图6. 对所有数据集的集成预测的定性分析。对于每个数据集(行),展示了一个有趣的失败案例,包括(从左到右的列):参考分割、集成预测和集成成员的单独预测(集成 #1 – 5),这些成员使用不同的随机种子进行训练。报告了真实的平均DSC,并附带成对DSC分数。集成预测通常对测试案例有不同的意见,特别是在发生分割错误的情况下,这导致了较低的成对Dice分数,可以视为检测到的失败(第1-4行)。然而,也有一些情况,集成对错误的分割表现出信心,这可能导致“无声失败”(最后两行)。
Table
表
Table 1Comparison of metric candidates for segmentation failure detection. Among those, AURC is the only metric that captures segmentation performanceand confidence ranking, which we find necessary for the comprehensive evaluation of a failure detection system. A detailed discussion of therequirements (R1–R3) associated with each column is in Section 2. f-AUROC uses binary failure labels. MAE: mean absolute error. PC: Pearsoncorrelation. SC: Spearman correlation
表1 分割故障检测度量候选项的比较。在这些度量中,AURC 是唯一能够同时捕捉分割性能和置信度排序的度量,我们认为这是全面评估故障检测系统所必需的。每一列相关要求(R1–R3)的详细讨论见第2节。f-AUROC 使用二进制故障标签。MAE:平均绝对误差。PC:皮尔逊相关系数。SC:斯皮尔曼相关系数。
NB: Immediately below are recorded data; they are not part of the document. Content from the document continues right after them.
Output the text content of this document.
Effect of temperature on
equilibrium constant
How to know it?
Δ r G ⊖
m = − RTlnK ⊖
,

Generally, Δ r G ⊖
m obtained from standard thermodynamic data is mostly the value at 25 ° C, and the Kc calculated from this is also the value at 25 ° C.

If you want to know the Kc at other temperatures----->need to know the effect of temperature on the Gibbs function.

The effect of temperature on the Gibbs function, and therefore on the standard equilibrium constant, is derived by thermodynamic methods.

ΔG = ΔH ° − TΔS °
Table 2Summary of datasets used in this study. The #Testing column contains case numbers for each subset of the test set separated by a comma, starting with the in-distribution testsplit and followed by the shifted ‘‘domains’’. The number of classes includes one count for background.
表2 本研究中使用的数据集总结。#Testing 列包含测试集每个子集的案例数,用逗号分隔,从分布内测试拆分开始,后面是“域”变化的测试。类别数量包括背景的计数。